Yeni yönetim, YPG ile 8 maddelik bir anlaşma yaparak, bu zamana kadar Suriye’de kimlikleri bile olmayan Kürtler, ülkenin asli unsuru olmuşlardır. Bu gelişme Suriye’nin istikrarında ve her türlü etnik, dini guruplardan arınmış, çoğunluğa dayanacak yeni demokratik yönetim için tam bir dönüm noktası olacaktır. Çünkü Fırat’ın doğusunda, ülkenin %30’una hakim, en verimli bölgeyi ABD desteğiyle elinde tutan organize silahlı güç olan YPG, yeni yönetimden otonom, federal bir ayrışma peşindeydi. ABD tıpkı Irak’taki gibi ülkeyi birkaç parçaya bölmeye çalışıyordu. Ancak Türkiye’nin bu plana karşı sıkı bir mücadelesi karşısında, bu plan çökmüş oldu.

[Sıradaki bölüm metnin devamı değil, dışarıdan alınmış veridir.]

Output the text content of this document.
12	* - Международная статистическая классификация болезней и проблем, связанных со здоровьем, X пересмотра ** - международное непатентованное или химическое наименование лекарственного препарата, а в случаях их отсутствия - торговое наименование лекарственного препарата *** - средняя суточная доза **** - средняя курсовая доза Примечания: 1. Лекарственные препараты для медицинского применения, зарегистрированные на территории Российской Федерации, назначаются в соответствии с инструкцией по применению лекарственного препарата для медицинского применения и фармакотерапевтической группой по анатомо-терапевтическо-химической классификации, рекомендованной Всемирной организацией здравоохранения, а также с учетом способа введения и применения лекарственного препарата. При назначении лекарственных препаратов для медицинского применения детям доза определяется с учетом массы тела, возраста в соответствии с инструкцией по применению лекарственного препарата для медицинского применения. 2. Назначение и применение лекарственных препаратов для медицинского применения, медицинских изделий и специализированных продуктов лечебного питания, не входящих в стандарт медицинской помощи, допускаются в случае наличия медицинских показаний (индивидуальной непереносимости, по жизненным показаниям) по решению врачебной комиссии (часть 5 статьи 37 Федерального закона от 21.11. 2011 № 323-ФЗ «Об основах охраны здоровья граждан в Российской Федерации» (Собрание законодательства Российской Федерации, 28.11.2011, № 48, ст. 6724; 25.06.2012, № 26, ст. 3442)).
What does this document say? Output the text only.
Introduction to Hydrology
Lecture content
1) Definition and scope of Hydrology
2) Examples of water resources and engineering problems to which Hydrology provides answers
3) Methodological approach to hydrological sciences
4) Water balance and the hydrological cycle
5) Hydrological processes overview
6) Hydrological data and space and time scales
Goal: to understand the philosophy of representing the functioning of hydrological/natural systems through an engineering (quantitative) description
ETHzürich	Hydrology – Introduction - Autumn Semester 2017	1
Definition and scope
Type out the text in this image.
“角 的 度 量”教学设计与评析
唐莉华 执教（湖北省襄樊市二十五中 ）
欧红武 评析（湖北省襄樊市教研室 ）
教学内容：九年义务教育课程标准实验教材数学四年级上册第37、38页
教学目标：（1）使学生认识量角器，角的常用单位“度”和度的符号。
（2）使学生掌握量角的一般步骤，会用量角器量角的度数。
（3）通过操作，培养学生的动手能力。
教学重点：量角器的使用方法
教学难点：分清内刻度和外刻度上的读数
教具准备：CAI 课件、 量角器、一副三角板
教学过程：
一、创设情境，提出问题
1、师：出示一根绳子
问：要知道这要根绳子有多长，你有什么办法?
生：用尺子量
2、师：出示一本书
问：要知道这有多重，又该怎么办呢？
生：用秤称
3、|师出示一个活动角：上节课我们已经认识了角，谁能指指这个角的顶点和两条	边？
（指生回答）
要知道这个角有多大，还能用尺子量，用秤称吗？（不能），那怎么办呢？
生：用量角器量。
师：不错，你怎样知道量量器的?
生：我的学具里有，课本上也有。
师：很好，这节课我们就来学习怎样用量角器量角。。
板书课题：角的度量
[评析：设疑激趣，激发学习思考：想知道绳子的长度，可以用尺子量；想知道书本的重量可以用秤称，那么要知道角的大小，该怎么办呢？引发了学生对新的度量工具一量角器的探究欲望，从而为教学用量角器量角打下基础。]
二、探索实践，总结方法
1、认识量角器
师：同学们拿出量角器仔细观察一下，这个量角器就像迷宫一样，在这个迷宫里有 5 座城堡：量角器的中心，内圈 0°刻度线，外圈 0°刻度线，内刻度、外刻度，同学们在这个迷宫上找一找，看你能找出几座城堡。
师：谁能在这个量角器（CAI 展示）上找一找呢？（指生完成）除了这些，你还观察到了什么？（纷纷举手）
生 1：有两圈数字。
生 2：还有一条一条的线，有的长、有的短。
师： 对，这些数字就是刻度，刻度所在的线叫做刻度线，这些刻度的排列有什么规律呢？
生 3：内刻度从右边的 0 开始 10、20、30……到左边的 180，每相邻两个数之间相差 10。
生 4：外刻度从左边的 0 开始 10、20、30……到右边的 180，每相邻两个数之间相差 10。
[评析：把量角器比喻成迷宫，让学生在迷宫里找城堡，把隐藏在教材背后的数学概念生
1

Türkiye’nin dik duruşu olmasaydı Suriye çoktan bölünmüştü. Bu plan ABD ve İsrail planıydı. İsrail’in yeni yönetime karşı birçok saldırı ve YPG desteği sonuç vermedi. İsrail hemen güç gösterisine başladı ve güney Suriye’ye hava saldırıları başlattı. Tabi bu gelişmeye Türkiye’nin organize ettiği bölgesel Lübnan, Irak, Ürdün yetkilileriyle ortak bildiri yayınlaması da tam zamanına denk geldi. Böylece 13 yıl süren kaostan yeni bir düzen çıkacak bir yola girilmiş oldu. Ancak İsrail ve İran durmayacak yeni provokasyonlar olacaktır. Özellikle İsrail’in güneydeki Dürzi azınlığı kullanması devam etmektedir. Ancak asıl büyük tehlike bertaraf edilmiş olduğundan, bundan sonraki küçük sorunlar daha rahat çözülecektir. Bu durumda bölgedeki bütün Kürtlerin yeni hamisi Türkiye olacağı bir gerçektir. Yüzyıllardır birlikte yaşadık, bu kardeşliği dış güçler artık bozamayacaktır.